Ce réajustement des ‘’lignes rouges’’ franchies par l’adversaire qui déclencheraient ou non une réaction des armes tactiques nucléaires nationales intervient après ses propos du 12 octobre. Ce jour-là, son exposé avait laissé à penser que le recours russe à une frappe, en Ukraine ou dans les confins occidentaux de ce pays, n’appellerait pas de réplique nucléaire de la part de la France. Venant après sa phrase sur la nécessité de ‘’ne pas humilier la Russie’’, cela avait quelque peu ‘’défrisé’’ certains proches alliés de Paris, à l’Est de l’Europe et aussi en Allemagne, qui se sont, bien sûr, gardés de tout commentaire public. Sur le fond, la question est singulièrement complexe à trancher. Est-ce vraiment réaliste de la part d’un ‘’petite’’ puissance nucléaire de prétendre sanctuariser tout son continent ?

Quand bien même cette limite posée à la dissuasion française correspond à ce que beaucoup d’experts occidentaux pensent sans le dire, M. Macron a effectué un retour très visible à sa position initiale d’avant-guerre. Exposée en février 2020, lors de son seul discours de référence sur la dissuasion, celle-ci postule : ‘’aujourd’hui plus encore qu’hier, les intérêts vitaux de la France ont une dimension européenne’’. Plus question donc d’en limiter précisément les contours et, surtout, de paraître se raviser sous l’effet des menaces de Vladimir Poutine. Ce retour aux sources n’est pas qu’une question de subtilités : c’est le rétablissement d’une posture paradoxalement plus solide construite sur l’ambiguïté dissuasive. Elle répond mieux à la menace de la guerre hybride et au flou que ce type d’offensive sur des front multiples (cognitif, cyber, spatial, par les réseaux sociaux, politique et militaire…) entretient sur la détermination précise de la ‘’ligne rouge des intérêts vitaux’’.

Sommes-nous entrés dans le ‘’troisième âge nucléaire’’, celui du XXI ème Siècle, dans l’art de la piraterie nucléaire ? L’un des enseignements les moins prévus du conflit en Ukraine, lequel promet d’être long, est que la dissuasion peut être inversée.
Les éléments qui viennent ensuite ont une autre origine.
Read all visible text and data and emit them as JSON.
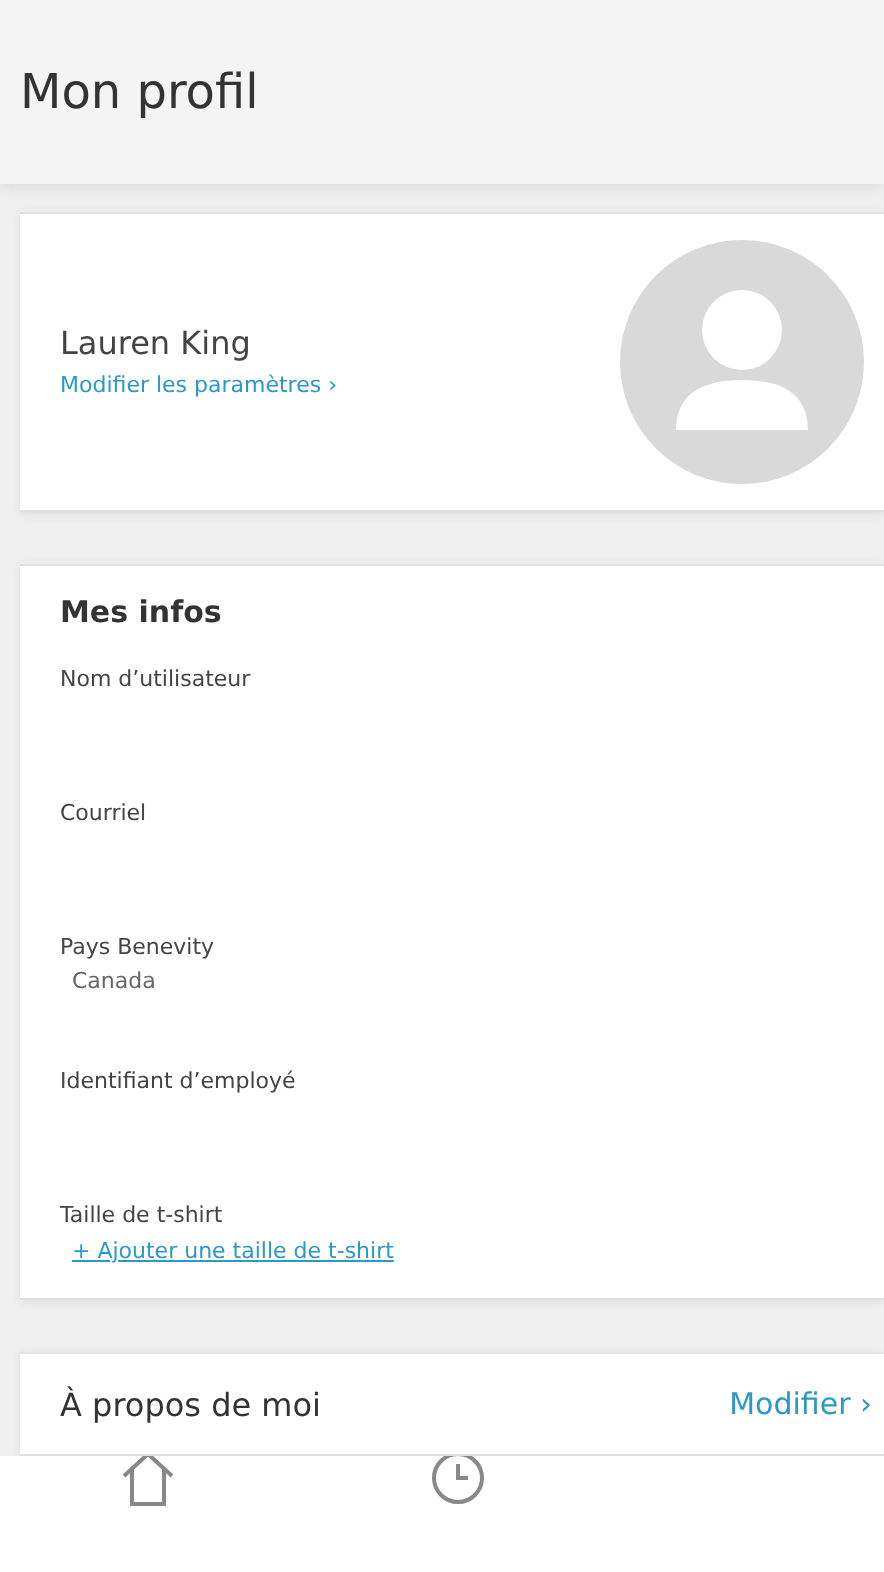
{
  "header": {
    "title": "Mon profil"
  },
  "profile": {
    "name": "Lauren King",
    "settings_link": "Modifier les paramètres",
    "link_chevron": "›"
  },
  "info": {
    "title": "Mes infos",
    "fields": [
      {
        "label": "Nom d’utilisateur",
        "kind": "empty"
      },
      {
        "label": "Courriel",
        "kind": "empty"
      },
      {
        "label": "Pays Benevity",
        "kind": "value",
        "value": "Canada"
      },
      {
        "label": "Identifiant d’employé",
        "kind": "empty"
      },
      {
        "label": "Taille de t-shirt",
        "kind": "link",
        "value": "+ Ajouter une taille de t-shirt"
      }
    ]
  },
  "about": {
    "title": "À propos de moi",
    "edit": "Modifier",
    "edit_chevron": "›"
  },
  "tab_bar": {
    "items": [
      {
        "kind": "home"
      },
      {
        "kind": "clock"
      }
    ]
  }
}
Même par une grande puissance, elle peut être utilisée en outil d’agression militaire ‘’classique’’, notamment pour isoler de ses alliés le pays-cible victime de l’offensive. On assiste là à un retournement complet de la façon dont l’atome militaire avait été considéré jusqu’ici : la dissuasion comme meilleur moyen d’empêcher une guerre entre puissances nucléaires majeures, dotées de tout le spectre de l’arme, du tactique au stratégique.
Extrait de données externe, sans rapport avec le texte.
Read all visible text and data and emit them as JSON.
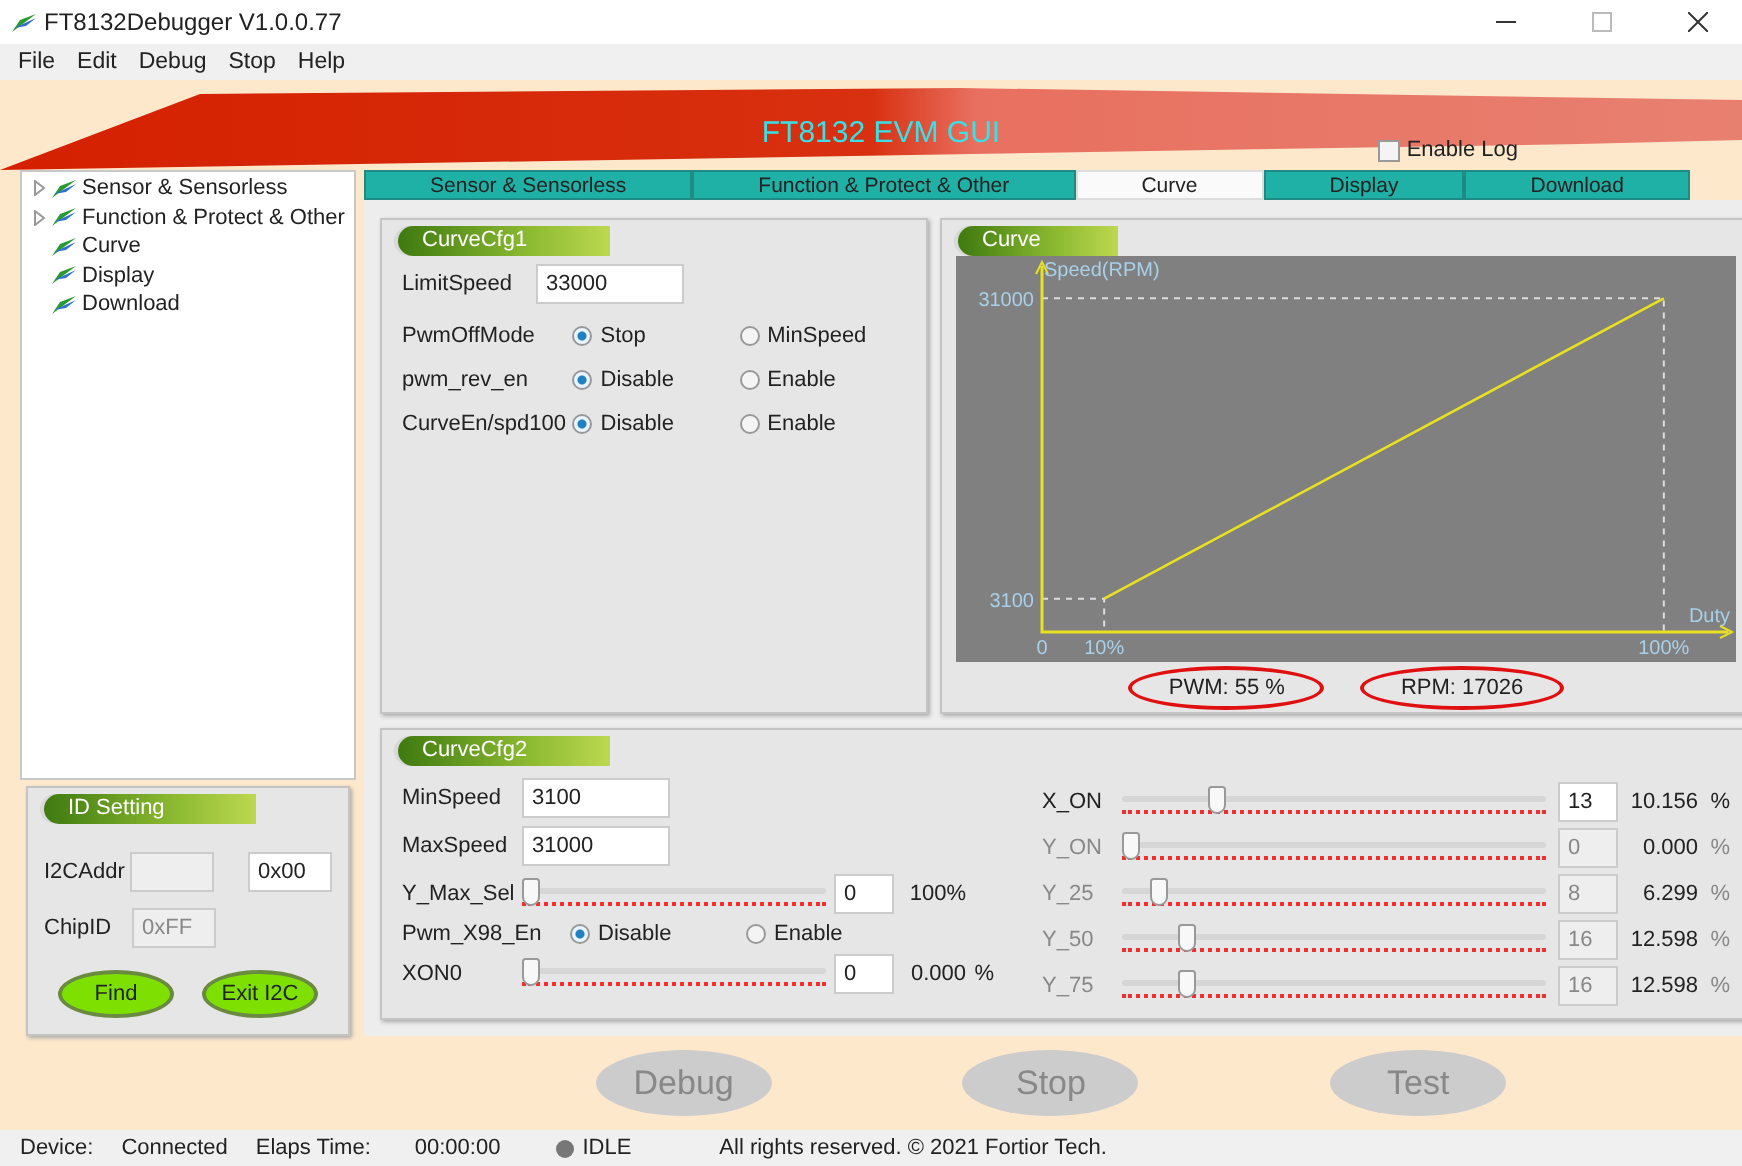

 Il reste que le jeu des décideurs autour du postulat de la ‘’destruction mutuelle assurée’’ connaît, par définition, un préambule psychologique complexe. L’emploi ou non de l’Arme est précédé d’une suite d’affirmations fortes, sans preuve ni certitude aucune pour la partie adverse. En bref, Poutine parle et menace, en mode déclaratoire. Alors, il joue au poker ? On doute en effet qu’il passe jamais à l’acte, sauf à avoir perdu ses repères politiques et tout discernement. Ce serait au point de finalement provoquer la destruction de son pays, le plus vaste du monde. Le bluff participe de son style professionnel, celui d’un menteur expert du FSB. Faut-il lui accorder l’honneur de tenir ouvertement compte de ses rugissements froids et calculés ? La doctrine poutinienne sert en premier lieu de levier d’effroi et de pression sur les opinions publiques. Raison de plus pour ne pas se laisser prendre au piège en lui faisant spectaculairement écho. Les réseaux sociaux, toujours eux, s’en chargent déjà trop bien. Oublions la doctrine russe et, d’ailleurs, ni vous ni moi n’avons à en connaître, n’étant pas président !
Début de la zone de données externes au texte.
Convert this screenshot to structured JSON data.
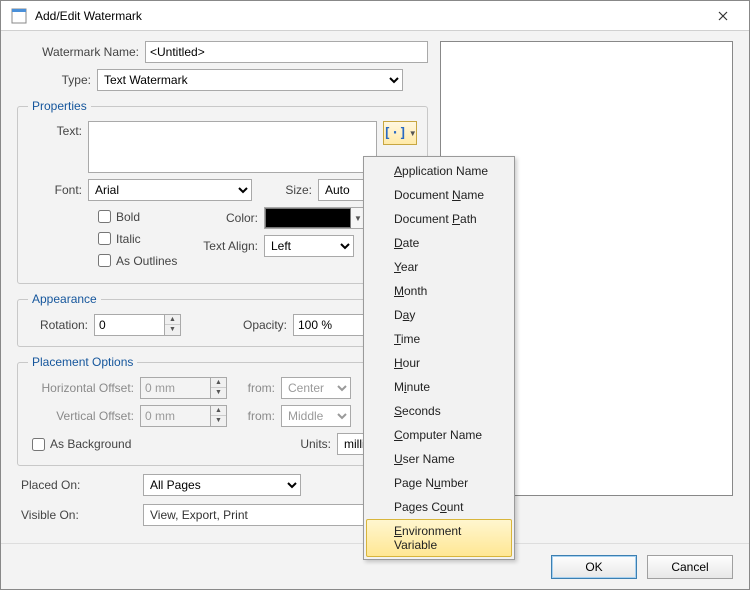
{
  "window": {
    "title": "Add/Edit Watermark"
  },
  "header": {
    "watermark_name_label": "Watermark Name:",
    "watermark_name_value": "<Untitled>",
    "type_label": "Type:",
    "type_value": "Text Watermark"
  },
  "properties": {
    "legend": "Properties",
    "text_label": "Text:",
    "text_value": "",
    "font_label": "Font:",
    "font_value": "Arial",
    "size_label": "Size:",
    "size_value": "Auto",
    "bold_label": "Bold",
    "italic_label": "Italic",
    "as_outlines_label": "As Outlines",
    "color_label": "Color:",
    "color_value": "#000000",
    "text_align_label": "Text Align:",
    "text_align_value": "Left"
  },
  "appearance": {
    "legend": "Appearance",
    "rotation_label": "Rotation:",
    "rotation_value": "0",
    "opacity_label": "Opacity:",
    "opacity_value": "100 %"
  },
  "placement": {
    "legend": "Placement Options",
    "h_offset_label": "Horizontal Offset:",
    "h_offset_value": "0 mm",
    "h_from_label": "from:",
    "h_from_value": "Center",
    "v_offset_label": "Vertical Offset:",
    "v_offset_value": "0 mm",
    "v_from_label": "from:",
    "v_from_value": "Middle",
    "as_background_label": "As Background",
    "units_label": "Units:",
    "units_value": "millimeters"
  },
  "placed_on": {
    "label": "Placed On:",
    "value": "All Pages"
  },
  "visible_on": {
    "label": "Visible On:",
    "value": "View, Export, Print"
  },
  "buttons": {
    "ok": "OK",
    "cancel": "Cancel"
  },
  "macro_menu": {
    "items": [
      "Application Name",
      "Document Name",
      "Document Path",
      "Date",
      "Year",
      "Month",
      "Day",
      "Time",
      "Hour",
      "Minute",
      "Seconds",
      "Computer Name",
      "User Name",
      "Page Number",
      "Pages Count",
      "Environment Variable"
    ],
    "selected_index": 15,
    "accelerators": [
      "A",
      "N",
      "P",
      "D",
      "Y",
      "M",
      "a",
      "T",
      "H",
      "i",
      "S",
      "C",
      "U",
      "u",
      "o",
      "E"
    ]
  }
}
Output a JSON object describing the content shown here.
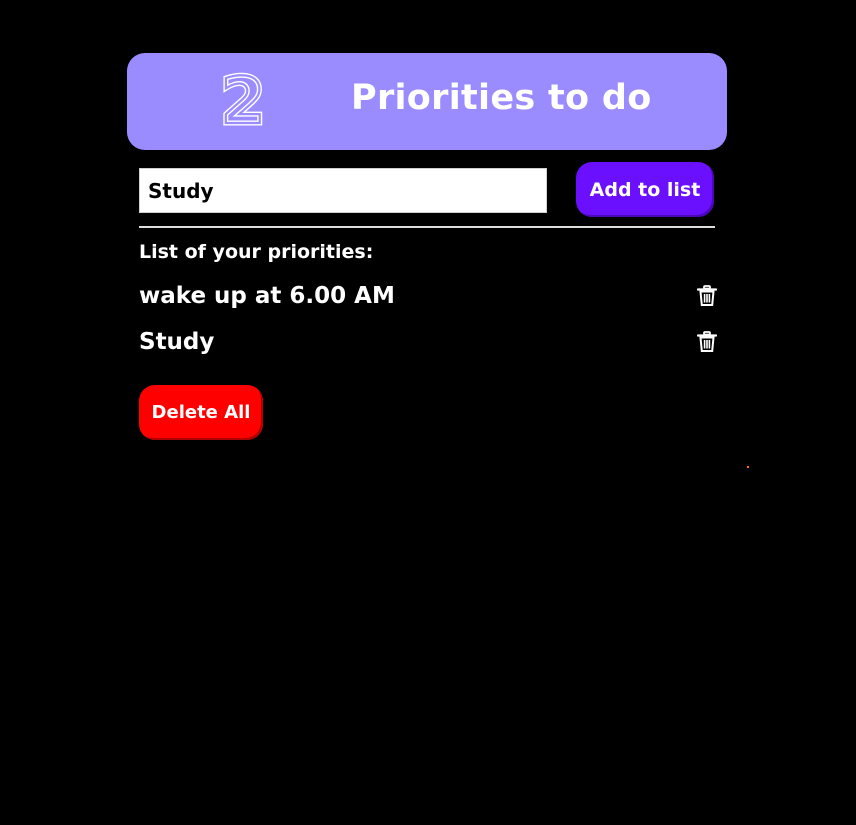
{
  "header": {
    "count": "2",
    "title": "Priorities to do",
    "background_color": "#9a8cff"
  },
  "form": {
    "input_value": "Study",
    "add_button_label": "Add to list",
    "add_button_color": "#6a10ff"
  },
  "list": {
    "heading": "List of your priorities:",
    "items": [
      {
        "text": "wake up at 6.00 AM",
        "icon": "trash-icon"
      },
      {
        "text": "Study",
        "icon": "trash-icon"
      }
    ]
  },
  "actions": {
    "delete_all_label": "Delete All",
    "delete_all_color": "#ff0000"
  }
}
Le conflit armé en cours n’en est pas moins sous-tendu par le spectre d’un débordement du territoire ukrainien ouvrant la voie à un élargissement à la zone OTAN dans son ensemble. On l’a perçu dans l’émoi qui a surgi autour du missile antiaérien retombé en Pologne, le 15 novembre. Après ce coup d’adrénaline, une désescalade verbale s’est fait jour dans cette ‘’crise du siècle’’.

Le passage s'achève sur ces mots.